When we started a project with Penguin Random House to create an iPhone version of Stephen Hawking’s Snapshots of the Universe, we were thrilled – we’d get a chance to show off our user experience design skills in an educational game! Working on business apps is of course fun, but working on a game is a whole new level of design challenges. And the fun part? The app is reviewed and approved by Dr. Stephen Hawking himself.
We got our creative juices flowing, and everyone wanted to contribute with their own ideas. Let us share a few key things we learned.
Game ergonomics on the small screens
On bigger screens there is enough space to lay out all the necessary controls and information without interrupting the game flow. On a phone, however, we don’t have such a commodity, and serious adjustments have to be made.
The biggest difference is in holding the device. When playing the game on an iPad, most users have their device on a table or their knees, and interact with it using the index finger. On the iPhone in landscape mode, they are holding the device with the both hands and interacting with their thumbs. This means all interactions with the game must be put in the center of the screen, while the supporting controls like menu, pause and tooltips must be rearranged not to overlap active game elements (e.g. corners of the screen) and to be within the reach of the player’s thumb.

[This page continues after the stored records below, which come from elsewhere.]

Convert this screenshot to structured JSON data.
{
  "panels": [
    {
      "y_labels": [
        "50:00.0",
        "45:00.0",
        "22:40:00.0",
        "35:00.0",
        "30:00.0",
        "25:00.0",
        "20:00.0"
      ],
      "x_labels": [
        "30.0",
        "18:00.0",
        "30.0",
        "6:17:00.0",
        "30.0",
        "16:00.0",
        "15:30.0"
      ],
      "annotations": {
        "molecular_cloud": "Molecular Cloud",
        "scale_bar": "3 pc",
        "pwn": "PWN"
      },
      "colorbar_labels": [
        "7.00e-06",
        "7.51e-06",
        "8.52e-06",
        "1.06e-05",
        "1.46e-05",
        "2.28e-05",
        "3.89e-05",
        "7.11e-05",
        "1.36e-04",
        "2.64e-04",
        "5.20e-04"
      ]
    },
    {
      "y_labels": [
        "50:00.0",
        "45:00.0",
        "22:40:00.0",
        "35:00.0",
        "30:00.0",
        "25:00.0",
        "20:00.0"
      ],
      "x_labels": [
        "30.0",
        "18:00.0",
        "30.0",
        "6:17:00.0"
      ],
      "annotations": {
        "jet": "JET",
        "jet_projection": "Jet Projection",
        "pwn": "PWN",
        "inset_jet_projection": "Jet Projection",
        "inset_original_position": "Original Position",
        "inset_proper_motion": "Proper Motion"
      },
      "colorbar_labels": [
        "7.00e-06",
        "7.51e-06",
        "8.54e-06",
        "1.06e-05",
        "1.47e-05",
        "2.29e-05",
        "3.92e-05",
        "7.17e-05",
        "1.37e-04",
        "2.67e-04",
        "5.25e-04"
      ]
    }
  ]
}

Let the players control the flow
We optimized and minimized the interactions and the flow, as mobile phones should offer a significantly different experience than the other platforms, whether it’s a PC, a console, or even an iPad. While playing games on a phone, you are often interrupted. Games should make it easy for the players to pause, resume, try again and quickly check their progress. We had known that and we’ve implemented all these functionalities on iPhone version of Snapshots for the Universe. Also what we’ve done, we’ve ditched the lengthy loading screens, players just don’t have time from them.
Provide just the right amount of information
For an educational game in which the player is exploring the world through a list of experiments, instructional tooltips are the ones that help with the game flow. The best approach to tooltips is that they should be visible at the same time with the other game elements, but without overlapping. It’s much easier for a player to understand the instructions by reading the tooltip and looking at the game elements at the same time. Sounds easy, but on a smaller iPhone screen it’s a very delicate task.
We’ve spent a great deal of time deciding when and how to show them, and even more importantly – when to hide them. Our goal was to provide relevant information clearly and quickly, and get out of the way once the job is done.
Without actually seeing the game in action, you cannot reliably anticipate how it will work. Nothing can hurt the games more than a broken gameplay. Bugs, dead ends, unreachable elements on a screen, and accidental crashes, just to name a few, will cause a burst of frustration. But testing in this case is fun, as it comes down to playing a game. We’ve implemented a constant design-build-test loop, fixing the issues as they arose, and adapting the design until it was perfect.
Size does matter
Snapshots of the Universe supports iPhone 4, 4s, 5, 5s, 6 and 6 plus. These are four different screen sizes. Simple resizing won’t do the trick here – something that looks spot-on on an iPhone 6 Plus, doesn’t look so good on an iPhone 5. There is no easy workaround, as we had to address each resolution separately to achieve the best possible experience on all screen sizes.
And this comes with the price – a huge file size. First step in optimization was arranging the layouts so they dynamically adapt to different screen sizes. Second step, finding the assets that contribute most to the size, as these are the best candidates for optimizing. We focused on reusability of assets whenever possible, and experimented with shrinking textures to the smallest possible size that looks good on the device. And the result? The size of the final build was nearly half the size of the original. It was all worth it, as we simply did not want our players to give up when seeing the file size or cancel the lengthy download.
So try it out the game – it explains how the universe works through 10 interactive and fun experiments. From understanding the laws of gravity by throwing a rock on different planets, through searching for black holes in the dark universe and traveling with the speed of light when the theory of relativity kicks in – you’ll master the basic theories that govern our lives on Earth as well as the movement of the stars and planets.